Oh, yes, Jesus fuck a bunny in the ass. Sherkat should be dismissed because he likes to say “fuck” and shit like that. How many editorial boards have you served on? I’ve been on ASR, AJS, Social Forces, SSR, SPQ…. Poor little Andrew has a bug up his ass, despite the fact that he has limited editorial experience and is something of an anti-positivist—which is pretty weird when you’re claiming to have absolute knowledge and the gods-like command to strike publications from the public record. Publications which have been retracted in other related fields have been retracted because their data were fabricated. Regnerus’ data simply sucked. They were not fabricated. Opening the field up to politicized critique of the review process would be a very bad move, and it would be a huge boon for the religious and political right. Regnerus would be their martyr, as he already is. All of this should be ignored. If you don’t get that, you’re a moron.

I admit that perhaps I am giving Sherkat too little credit here. He blankets his position in insults, so perhaps I miss the insight while focusing on the rhetoric. I don’t know. From my vantage point, the sociologist appears to be going on the record in favor of less data on the subject of how power and knowledge interact. To me, he is operating as an organization man, not a sociologist.

This entry was posted in Media and knowledge, political sociology, politics, sociology, Uncategorized. Bookmark the permalink.

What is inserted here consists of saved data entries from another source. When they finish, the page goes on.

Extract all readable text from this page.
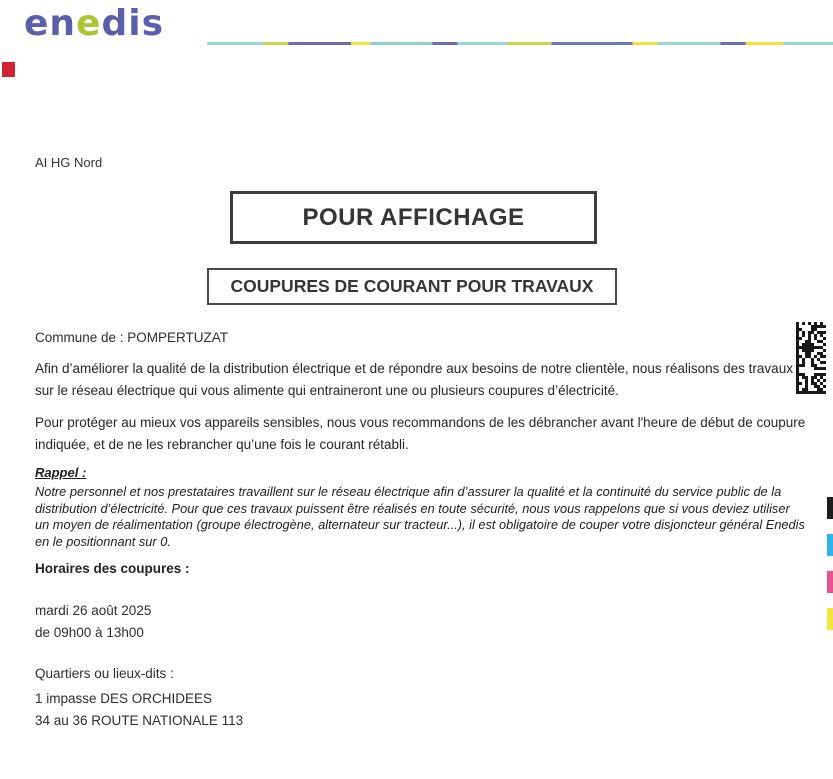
enedis
AI HG Nord
POUR AFFICHAGE
COUPURES DE COURANT POUR TRAVAUX
Commune de : POMPERTUZAT

Afin d’améliorer la qualité de la distribution électrique et de répondre aux besoins de notre clientèle, nous réalisons des travaux sur le réseau électrique qui vous alimente qui entraineront une ou plusieurs coupures d’électricité.

Pour protéger au mieux vos appareils sensibles, nous vous recommandons de les débrancher avant l'heure de début de coupure indiquée, et de ne les rebrancher qu’une fois le courant rétabli.

Rappel :

Notre personnel et nos prestataires travaillent sur le réseau électrique afin d’assurer la qualité et la continuité du service public de la distribution d’électricité. Pour que ces travaux puissent être réalisés en toute sécurité, nous vous rappelons que si vous deviez utiliser un moyen de réalimentation (groupe électrogène, alternateur sur tracteur...), il est obligatoire de couper votre disjoncteur général Enedis en le positionnant sur 0.

Horaires des coupures :
mardi 26 août 2025
de 09h00 à 13h00
Quartiers ou lieux-dits :
1 impasse DES ORCHIDEES
34 au 36 ROUTE NATIONALE 113
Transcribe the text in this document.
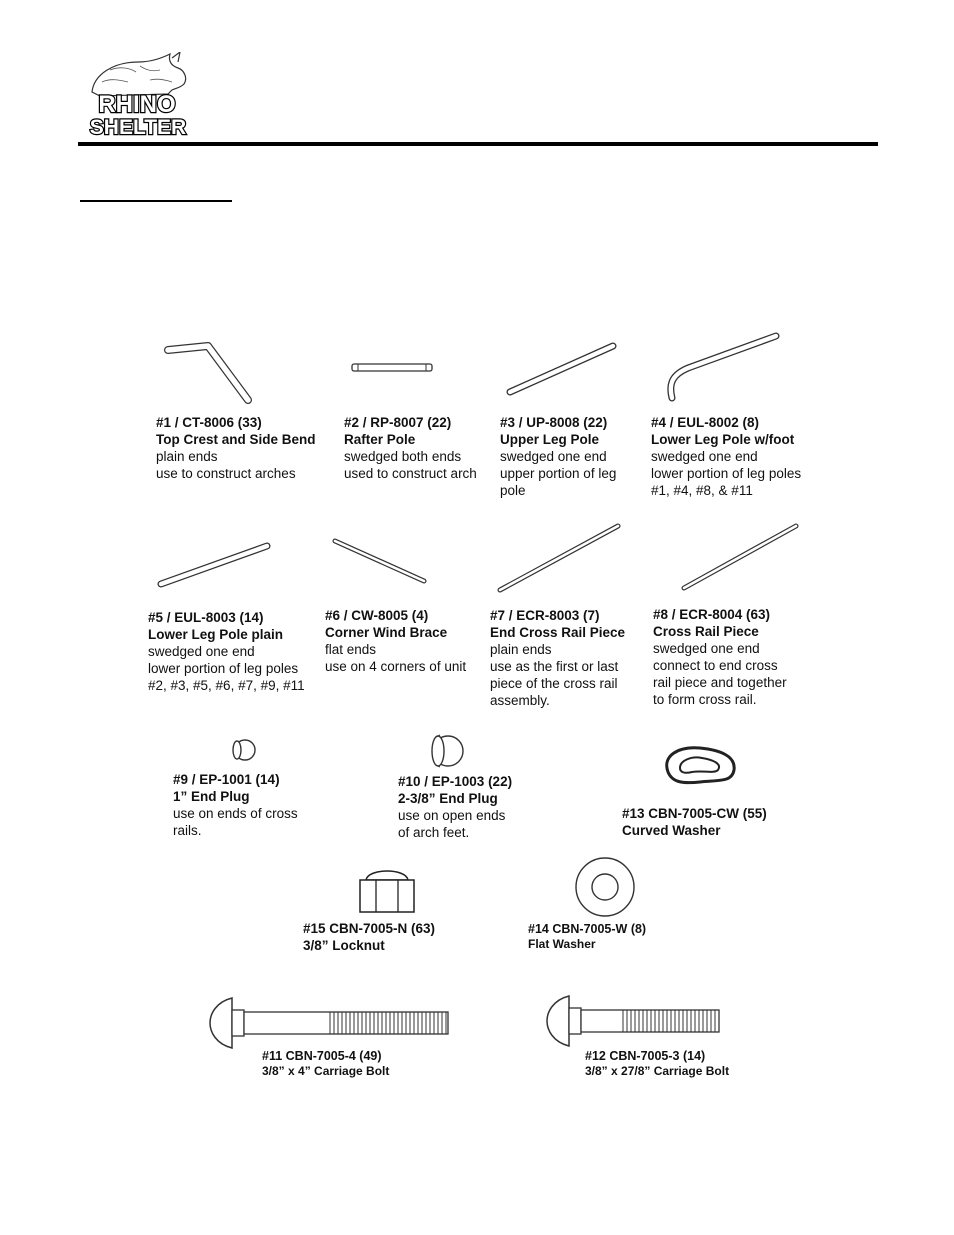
RHINO
SHELTER
#1 / CT-8006 (33)
Top Crest and Side Bend
plain ends
use to construct arches
#2 / RP-8007 (22)
Rafter Pole
swedged both ends
used to construct arch
#3 / UP-8008 (22)
Upper Leg Pole
swedged one end
upper portion of leg
pole
#4 / EUL-8002 (8)
Lower Leg Pole w/foot
swedged one end
lower portion of leg poles
#1, #4, #8, & #11
#5 / EUL-8003 (14)
Lower Leg Pole plain
swedged one end
lower portion of leg poles
#2, #3, #5, #6, #7, #9, #11
#6 / CW-8005 (4)
Corner Wind Brace
flat ends
use on 4 corners of unit
#7 / ECR-8003 (7)
End Cross Rail Piece
plain ends
use as the first or last
piece of the cross rail
assembly.
#8 / ECR-8004 (63)
Cross Rail Piece
swedged one end
connect to end cross
rail piece and together
to form cross rail.
#9 / EP-1001 (14)
1” End Plug
use on ends of cross
rails.
#10 / EP-1003 (22)
2-3/8” End Plug
use on open ends
of arch feet.
#13 CBN-7005-CW (55)
Curved Washer
#15 CBN-7005-N (63)
3/8” Locknut
#14 CBN-7005-W (8)
Flat Washer
#11 CBN-7005-4 (49)
3/8” x 4” Carriage Bolt
#12 CBN-7005-3 (14)
3/8” x 27/8” Carriage Bolt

2 Responses to Sherkat and the Regnerus study

  1. From the Sherkat Audit:
    “Indeed, last year the top two downloaded papers in Social Science Research were on homosexuality and written from a pro-civil rights perspective; and I was a coauthor of one of them (Sherkat, Powell-Williams, Maddox, & de Vries, 2011). Our paper was accepted by Wright over the objections of two conservative reviewers–out of three reviews, two were certainly voting “reject.” The accusation that Wright was somehow part of a conservative conspiracy to undermine civil rights for LGBT persons is ludicrous, and I know this from his prior actions.”

  2. Scott Rose says:

    Social Science Research editor Dr. James Wright recently confessed that he had permitted Regnerus funding agency representative, and SSR board member W. Bradford Wilcox to peer review the Regnerus paper.

    Meanwhile, Sherkat had publicly been describing the peer reviewers’ conflicts of interest with Regnerus and/or his funders as “minimal.”

    As a Witherspoon Program Director, in 2010 Wilcox recruited Regnerus for the NFSS, and then collaborated with him on its design, data collection and analysis. FOIA documents show that it was Wilcox who encouraged Regnerus to use an inappropriate comparison group in his analysis, one that just happened to work in the slanted direction that the anti-gay-rights funders desired.

    Moreover, in August, 2011, before data collection occurred, Regnerus and Wilcox took Witherspoon money to travel to Colorado, where for a full day they discussed NFSS promotions in anti-gay-rights contexts with Focus on the Family’s Glenn Stanton (who says that homosexuality is “a particularly evil lie of Satan:).

    And, Wilcox’s U.Va. programs receive Witherpoon financial support.

    Yet, Sherkat says that Wilcox assured Wright that he could provide an unbiased review, and that Wilcox’s conflicts of interest are “minimal.”